A grand committee of international parliamentarians empty-chaired Mark Zuckerberg at a hearing earlier today, after the Facebook founder snubbed repeat invitations to face questions about malicious, abusive and improper uses of his social media platform — including the democracy-denting impacts of so-called “fake news.”
The U.K.’s DCMS committee has been leading the charge to hold Facebook to account for data misuse scandals and election interference — now joined in the effort by international lawmakers from around the world. But still not by Zuckerberg himself.

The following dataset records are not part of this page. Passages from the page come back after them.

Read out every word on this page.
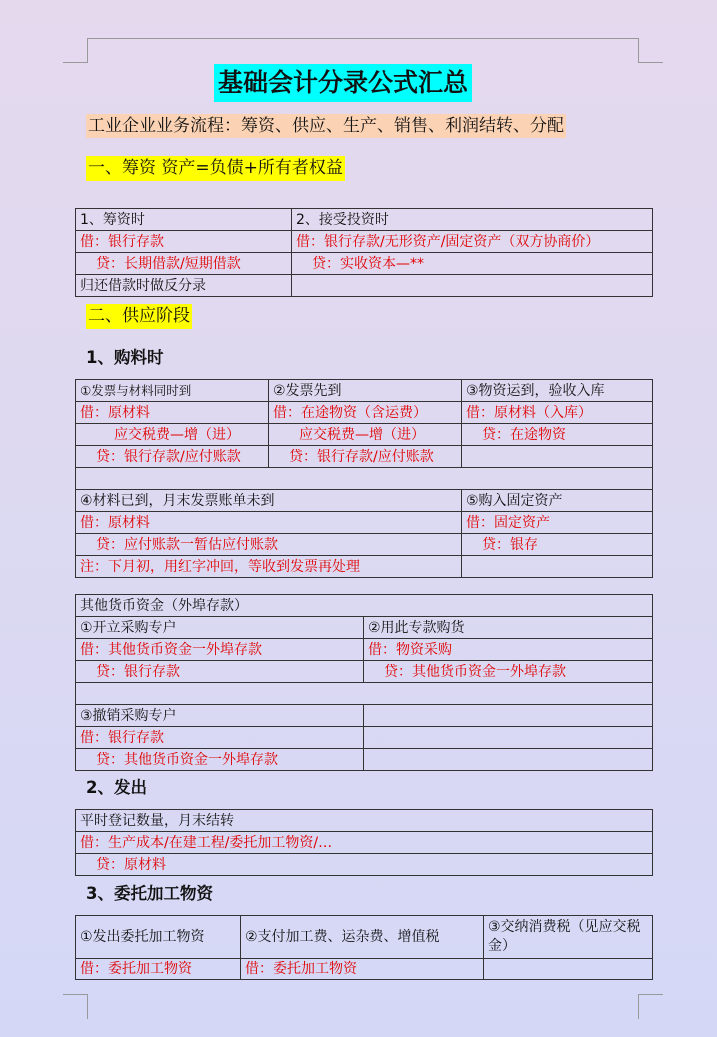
基础会计分录公式汇总
工业企业业务流程：筹资、供应、生产、销售、利润结转、分配
一、筹资 资产=负债+所有者权益
1、筹资时	2、接受投资时
借：银行存款	借：银行存款/无形资产/固定资产（双方协商价）
贷：长期借款/短期借款	贷：实收资本—**
归还借款时做反分录	
二、供应阶段
1、购料时
①发票与材料同时到	②发票先到	③物资运到，验收入库
借：原材料	借：在途物资（含运费）	借：原材料（入库）
应交税费—增（进）	应交税费—增（进）	贷：在途物资
贷：银行存款/应付账款	贷：银行存款/应付账款	

④材料已到，月末发票账单未到		⑤购入固定资产
借：原材料		借：固定资产
贷：应付账款一暂估应付账款		贷：银存
注：下月初，用红字冲回，等收到发票再处理		
其他货币资金（外埠存款）	
①开立采购专户	②用此专款购货
借：其他货币资金一外埠存款	借：物资采购
贷：银行存款	贷：其他货币资金一外埠存款

③撤销采购专户	
借：银行存款	
贷：其他货币资金一外埠存款	
2、发出
平时登记数量，月末结转
借：生产成本/在建工程/委托加工物资/…
贷：原材料
3、委托加工物资
①发出委托加工物资	②支付加工费、运杂费、增值税	③交纳消费税（见应交税金）
借：委托加工物资	借：委托加工物资	
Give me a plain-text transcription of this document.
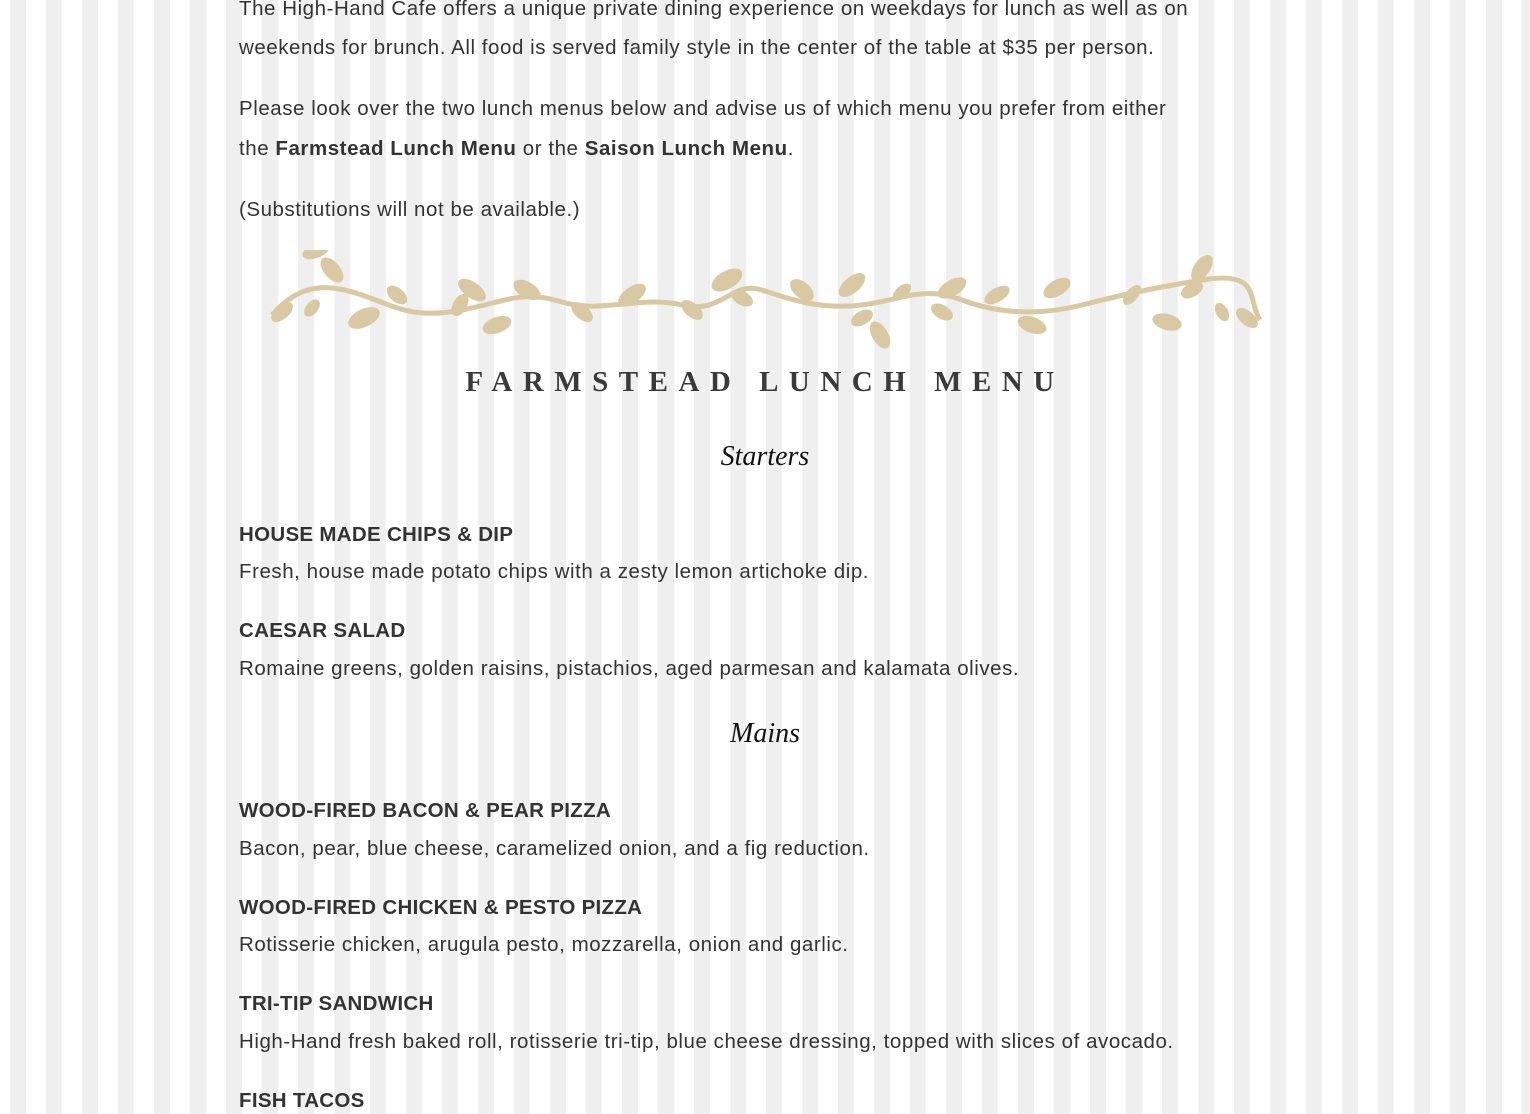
The High-Hand Cafe offers a unique private dining experience on weekdays for lunch as well as on
weekends for brunch. All food is served family style in the center of the table at $35 per person.
Please look over the two lunch menus below and advise us of which menu you prefer from either
the Farmstead Lunch Menu or the Saison Lunch Menu.
(Substitutions will not be available.)
FARMSTEAD LUNCH MENU
Starters
HOUSE MADE CHIPS & DIP
Fresh, house made potato chips with a zesty lemon artichoke dip.
CAESAR SALAD
Romaine greens, golden raisins, pistachios, aged parmesan and kalamata olives.
Mains
WOOD-FIRED BACON & PEAR PIZZA
Bacon, pear, blue cheese, caramelized onion, and a fig reduction.
WOOD-FIRED CHICKEN & PESTO PIZZA
Rotisserie chicken, arugula pesto, mozzarella, onion and garlic.
TRI-TIP SANDWICH
High-Hand fresh baked roll, rotisserie tri-tip, blue cheese dressing, topped with slices of avocado.
FISH TACOS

In all, parliamentarians from nine countries were in the room to put awkward questions to Zuckerberg’s stand-in, policy VP Richard Allan — including asking what Facebook is doing to stop WhatsApp being used as a vector to spread political disinformation in South America; why Facebook refused to remove a piece of highly inflammatory anti-Muslim hate speech in Sri Lanka (until the country blocked access to its platform); how Facebook continues to track non-users in Belgium and how it justifies doing so under Europe’s tough new GDPR framework; and, more generally, why anyone should have any trust in anything the company says at this point — with the company neck-deep in privacy and trust scandals.
The elected representatives were collectively speaking up for close to 450 million people across the U.K., Argentina, Belgium, Brazil, Canada, France, Ireland, Latvia and Singapore. The most oft-repeated question on their lips was why wasn’t Zuckerberg there?